Session: 114. Hemoglobinopathies, Excluding Thalassemia—Clinical: Poster III
Hematology Disease Topics & Pathways:
sickle cell disease, Biological, Diseases, Hemoglobinopathies, Clinically relevant
Methods: REACH teams in Angola, Democratic Republic of Congo, Kenya, and Uganda identified two local persons at each site to receive formal TCD training and certification from two experienced and certified super-users, one from Uganda and one from the US. Initial training included hands-on teaching at each site by the Ugandan trainer, followed by didactic teaching and hands-on examinations at a central African location with both trainers and all four REACH teams. Follow-up training included monthly web-based teaching sessions of TCD technique and discussion of centrally reviewed exams. Each local examiner had at least 30 completed examinations reviewed, critiqued, and discussed together with the trainers before becoming formally certified as a REACH TCD examiner. After certification, all REACH participants taking hydroxyurea at a stable dose were eligible for TCD using a standardized protocol with identical Sonara/tek advanced non-imaging TCD ultrasound units with 2MHz probes and version 7 software (Natus, Middleton, WI). Time-averaged maximum velocities (TAMV) were measured in the middle cerebral artery, distal internal carotid artery, and the bifurcation. The highest TAMV was recorded and categorized as normal (<170 cm/sec), conditional (170-199 cm/sec), or abnormal (≥200 cm/sec) and correlated with laboratory and clinical parameters.
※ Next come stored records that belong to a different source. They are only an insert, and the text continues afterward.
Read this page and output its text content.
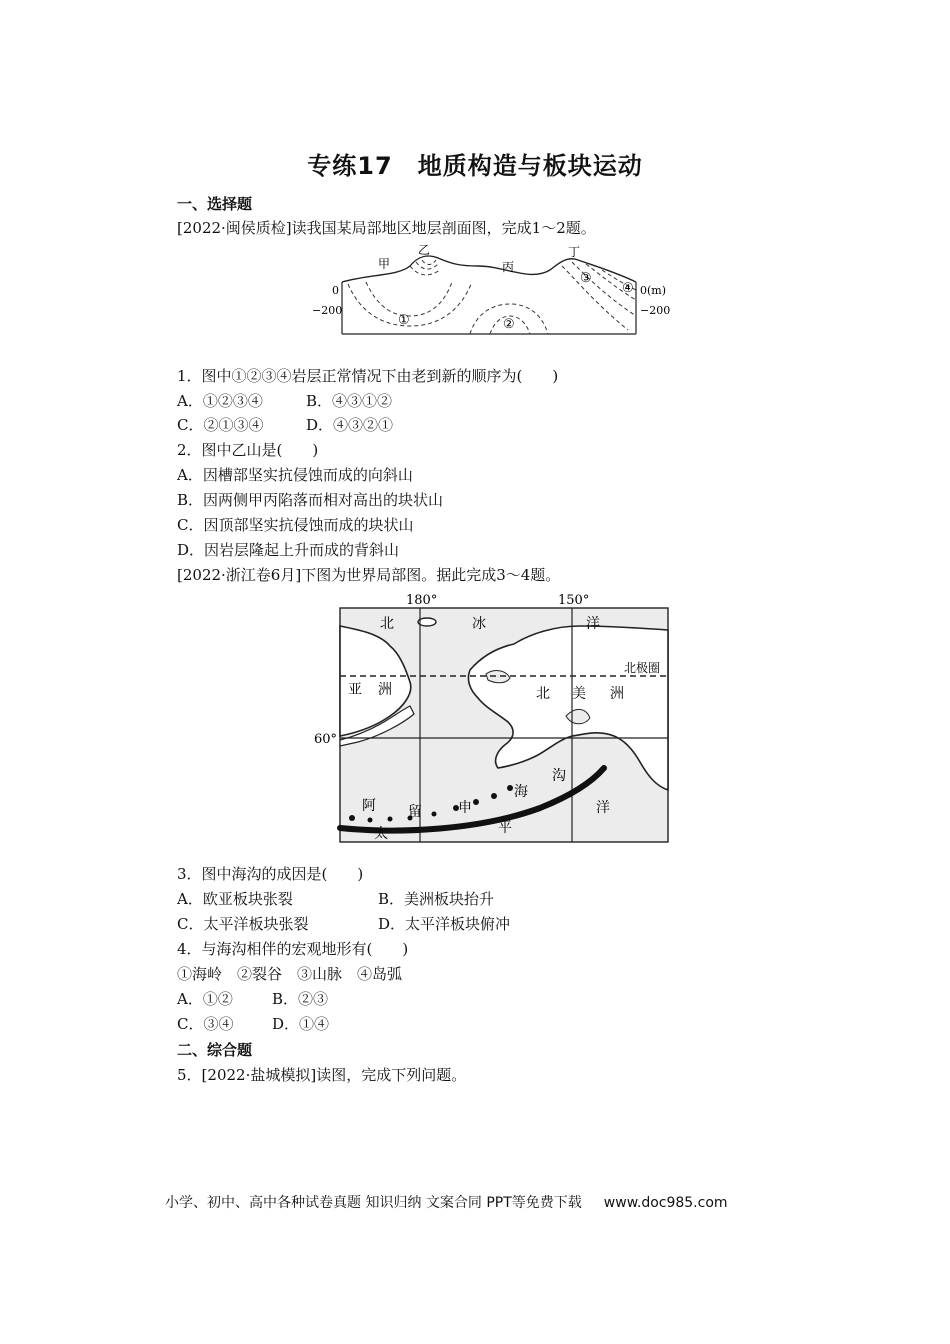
专练17　地质构造与板块运动
一、选择题
[2022·闽侯质检]读我国某局部地区地层剖面图，完成1～2题。
甲
乙
丙
丁
①	②
③
④
0
−200
0(m)
−200
1．图中①②③④岩层正常情况下由老到新的顺序为(　　)
A．①②③④	B．④③①②
C．②①③④	D．④③②①
2．图中乙山是(　　)
A．因槽部坚实抗侵蚀而成的向斜山
B．因两侧甲丙陷落而相对高出的块状山
C．因顶部坚实抗侵蚀而成的块状山
D．因岩层隆起上升而成的背斜山
[2022·浙江卷6月]下图为世界局部图。据此完成3～4题。
180°	150°
60°
北极圈
北	冰	洋
亚 洲	北 美 洲
阿 留	申
海
沟
太	平
洋
3．图中海沟的成因是(　　)
A．欧亚板块张裂	B．美洲板块抬升
C．太平洋板块张裂	D．太平洋板块俯冲
4．与海沟相伴的宏观地形有(　　)
①海岭　②裂谷　③山脉　④岛弧
A．①②	B．②③
C．③④	D．①④
二、综合题
5．[2022·盐城模拟]读图，完成下列问题。
小学、初中、高中各种试卷真题 知识归纳 文案合同 PPT等免费下载 www.doc985.com
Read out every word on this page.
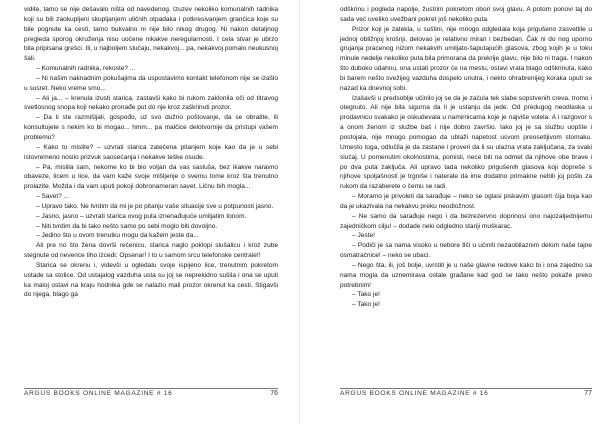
vidite, tamo se nije dešavalo ništa od navedenog. Izuzev nekoliko komunalnih radnika koji su bili zaokupljeni skupljanjem uličnih otpadaka i potkresivanjem grančica koje su bile pognute ka cesti, tamo bukvalno ni nije bilo nikog drugog. Ni nakon detaljnog pregleda sporog okruženja nisu uočene nikakve neregularnosti. I cela stvar je ubrzo bila pripisana grešci. Ili, u najboljem slučaju, nekakvoj... pa, nekakvoj pomalo neukusnoj šali.

– Komunalnih radnika, rekoste? ...

– Ni našim naknadnim pokušajima da uspostavimo kontakt telefonom nije se izašlo u susret. Neko vreme smo...

– Ali ja... – krenula izusti starica, zastavši kako bi rukom zaklonila oči od titravog svetlosnog snopa koji nekako pronađe put do nje kroz zaškrinuti prozor.

– Da li ste razmišljali, gospođo, uz svo dužno poštovanje, da se obratite, ili konsultujete s nekim ko bi mogao... hmm... pa malčice delotvornije da pristupi vašem problemu?

– Kako to mislite? – uzvrati starica zatečena pitanjem koje kao da je u sebi istovremeno nosilo prizvuk saosećanja i nekakve teške osude.

– Pa, mislila sam, nekome ko bi bio voljan da vas sasluša, bez ikakve naravno obaveze, licem u lice, da vam kaže svoje mišljenje o svemu tome kroz šta trenutno prolazite. Možda i da vam uputi pokoji dobronameran savet. Ličnu bih mogla...

– Savet? ...

– Upravo tako. Ne tvrdim da mi je po pitanju vaše situacije sve u potpunosti jasno.

– Jasno, jasno – uzvrati starica ovog puta iznenađujuće umiljatim tonom.

– Niti tvrdim da bi tako nešto samo po sebi moglo biti dovoljno.

– Jedino što u ovom trenutku mogu da kažem jeste da...

Ali pre no što žena dovrši rečenicu, starica naglo poklopi slušalicu i kroz zube stegnute od neverice tiho izcedi: Opsenar! I to u samom srcu telefonske centrale!!

Starica se okrenu i, videvši u ogledalu svoje ispijeno lice, trenutnim pokretom ustade sa stolice. Od ustajalog vazduha usta su joj se neprekidno sušila i ona se uputi ka maloj ostavi na kraju hodnika gde se nalazio mali prozor okrenut ka cesti. Stigavši do njega, blago ga

ARGUS BOOKS ONLINE MAGAZINE # 16	76

odškrinu i pogleda napolje, žustrim pokretom obori svoj glavu. A potom ponovi taj do sada već uveliko uvežbani pokret još nekoliko puta.

Prizor koji je zatekla, u suštini, nije mnogo odgledala koja prigušeno zasvetlile u jednoj obližnjoj krošnji, delovao je relativno miran i bezbedan. Čak ni do nog uporno grujanja pracenog nizom nekakvih umiljato-šaputajućih glasova, zbog kojih je u toku minule nedelje nekoliko puta bila primorana da prekrije glavu, nije bilo ni traga. I nakon što duboko udahnu, ona ustati prozor će na mestu, ostavi vrata blago odškrinuta, kako bi barem nešto svežijeg vazduha dospelo unutra, i nekto ohrabrenijeg koraka uputi se nazad ka dnevnoj sobi.

Izašavši u predsoblje učinilo joj se da je začula tek slabe sopstvenih creva, tromo i otegnuto. Ali nije bila sigurna da li je ustanju da jede. Od predugog neodlaska u prodavnicu svakako je oskudevala u namirnicama koje je najviše volela. A i razgovor s a onom ženom iz službe baš i nije dobro završio. Iako joj je sa službu uopšte i postojala, nije mnogo pomogao da ublaži napetost usvom preosetljivom stomaku. Umesto toga, odlučila je da zastane i proveri da li su ulazna vrata zaključana, za svaki slučaj. U pomenutim okolnostima, pomisli, nece biti na odmet da njihove obe brave i po dva puta zaključa. Ali upravo tada nekoliko prigušenih glasova koji dopreše s njihove spoljašnosti je trgniše i naterale da ime dodatno primakne nebili joj pošlo za rukom da razaberete o čemu se radi.

– Moramo je privoleti da sarađuje – neko se oglasi piskavim glasom čija boja kao da je ukazivala na nekakvu preku neodložnost.

– Ne samo da sarađuje nego i da bezrezervno doprinosi ono najozaljednijemu zajedničkom cilju! – dodade neki odgledno stariji muškarac.

– Jeste!

– Podiči je sa nama visoko u nebore tlči u učiniti nezaobilaznim delom naše tajne osmatračnice! – neko se ubaci.

– Nego šta, ili, još bolje, uvrstiti je u naše glavne redove kako bi i ona zajedno sa nama mogla da uznemirava ostale građane kad god se tako nešto pokaže preko potrebnim!

– Tako je!

– Tako je!

ARGUS BOOKS ONLINE MAGAZINE # 16	77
Results: Between November 2018 and March 2020, a total of 481 children in REACH received TCD screening; the average age was 9.3 ± 2.6 years, on hydroxyurea for 43 ± 8 months at an average dose of 23.5 ± 5.0 mg/kg/day with good response (Hb = 8.4 ± 1.3 g/dL, HbF = 23.9 ± 5.0%). There were 16 (3.3%) inadequate exams, defined as no vessel flow in either hemisphere; 5 inadequate exams were in children with prior stroke at hydroxyurea initiation and 1 with stroke on treatment. Of 465 adequate exams, the overall median TAMV was 128 cm/sec (IQR 25 cm/sec) with 449 normal velocities (96.6% overall, range by site 95.1-99.2%), 16 conditional velocities (3.4% overall, range by site 2.3-4.9%), and no abnormal velocities. In univariate analysis, maximum TAMV was inversely correlated with hemoglobin (r = -0.29, p<0.0001), age (r = -0.23, p<0.0001), and fetal hemoglobin (r = -0.12, p=0.027); and positively correlated with reticulocytes (r = 0.17, p<0.001). No gender difference was noted, but alpha thalassemia trait (2-gene deletion) was associated with significantly lower TCD velocities, while G6PD A- deficiency had no observed effects.
Conclusions: Robust TCD screening capability was developed in REACH with detailed training, certification, and oversight of local personnel, most of whom had no prior experience. Compared to untreated children, very few REACH participants had elevated TAMV velocities, confirming that hydroxyurea lowers TCD velocities and reduces stroke risk for children with SCA in sub-Saharan Africa. The observed associations between TAMV and both hemoglobin and fetal hemoglobin document the importance of escalating hydroxyurea to achieve and maintain an optimized dose. In low-resource settings, TCD screening efforts by trained and certified examiners should be aligned with hydroxyurea treatment protocols that feature dose escalation, to provide a feasible and effective stroke prevention program. TCD screening of African children with SCA will allow early identification of stroke risk and optimized hydroxyurea dosing, thereby reducing morbidity and mortality in this vulnerable population.
Disclosures: Aygun: National Heart, Lung, and Blood Institute: Research Funding; bluebird bio: Membership on an entity's Board of Directors or advisory committees, Research Funding; Patient-Centered Outsomes Research Institute: Research Funding; National Institute of Nursing Research: Research Funding.